Zavin wrote:I need a little help with something I am doing wrong. In this code the first 2 lines selects the table called bans and returns ID and REASON. The last 2 lines should look at the table users, find the ID that matches the bans ID and return the users name. The error I am getting is Warning: mysql_fetch_array(): supplied argument is not a valid MySQL result resource in the 4th line. Any help would be appreciated.
$result = mysql_query("SELECT * FROM `bans`");
while($line = mysql_fetch_array($result, MYSQL_ASSOC))

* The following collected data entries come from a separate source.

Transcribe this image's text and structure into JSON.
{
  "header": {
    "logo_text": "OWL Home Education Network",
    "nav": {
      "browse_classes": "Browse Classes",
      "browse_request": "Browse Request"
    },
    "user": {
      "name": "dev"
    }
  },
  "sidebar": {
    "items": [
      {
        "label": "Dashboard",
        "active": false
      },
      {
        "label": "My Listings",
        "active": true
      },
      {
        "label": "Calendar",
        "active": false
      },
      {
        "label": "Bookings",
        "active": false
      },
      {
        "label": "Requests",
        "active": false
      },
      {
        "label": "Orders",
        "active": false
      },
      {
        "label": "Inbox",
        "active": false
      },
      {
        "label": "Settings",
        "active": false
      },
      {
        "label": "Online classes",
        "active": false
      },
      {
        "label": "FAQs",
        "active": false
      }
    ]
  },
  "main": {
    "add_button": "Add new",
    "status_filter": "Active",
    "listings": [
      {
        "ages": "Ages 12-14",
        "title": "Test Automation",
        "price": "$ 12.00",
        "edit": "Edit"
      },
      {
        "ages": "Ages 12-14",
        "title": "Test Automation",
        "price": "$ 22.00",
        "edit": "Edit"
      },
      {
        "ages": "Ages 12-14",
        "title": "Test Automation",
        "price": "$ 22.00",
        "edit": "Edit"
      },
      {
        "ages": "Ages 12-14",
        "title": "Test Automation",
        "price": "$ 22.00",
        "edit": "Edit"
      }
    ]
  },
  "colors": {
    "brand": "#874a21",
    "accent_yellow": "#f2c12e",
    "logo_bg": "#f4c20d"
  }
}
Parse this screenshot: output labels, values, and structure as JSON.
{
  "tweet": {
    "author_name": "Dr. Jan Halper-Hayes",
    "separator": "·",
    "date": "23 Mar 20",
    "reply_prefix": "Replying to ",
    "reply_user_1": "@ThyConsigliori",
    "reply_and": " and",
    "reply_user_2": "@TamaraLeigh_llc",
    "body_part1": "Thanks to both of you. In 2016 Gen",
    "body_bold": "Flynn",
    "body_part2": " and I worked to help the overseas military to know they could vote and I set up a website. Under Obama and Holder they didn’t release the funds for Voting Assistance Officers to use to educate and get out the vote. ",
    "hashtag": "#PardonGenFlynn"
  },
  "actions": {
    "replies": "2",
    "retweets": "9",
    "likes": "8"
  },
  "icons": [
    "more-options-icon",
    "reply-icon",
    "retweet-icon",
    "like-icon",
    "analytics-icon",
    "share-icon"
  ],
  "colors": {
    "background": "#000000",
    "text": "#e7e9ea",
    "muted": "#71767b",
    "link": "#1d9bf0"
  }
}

$result2 = mysql_query("SELECT * FROM 'users' WHERE 'id' ='".$line['id']."'");
$line2 = mysql_fetch_array($result2);
Zavin, did you get this figured out?
It seems like you've got something funky going on here. Also, I've had MySQL complain about using single-quotes around db table and field names. Generally, in an instance like this, I would echo out the actual MySQL query and then try to run it manually on the SQL server. This helps to determine if the problem is PHP or SQL related. Generally, it's best to test the query for a result as well.
Your query is invalid; if you had run mysql_error() it would have returned an error message regarding that statement. In a nutshell, you've wrapped the table / column names in quotes and are attempting to use strings in the query. Remove the quotes, and if you must, replace them with `backticks`.
The real underlying issue here is that you're running multiple queries in loops rather than performing a proper JOIN on the two tables.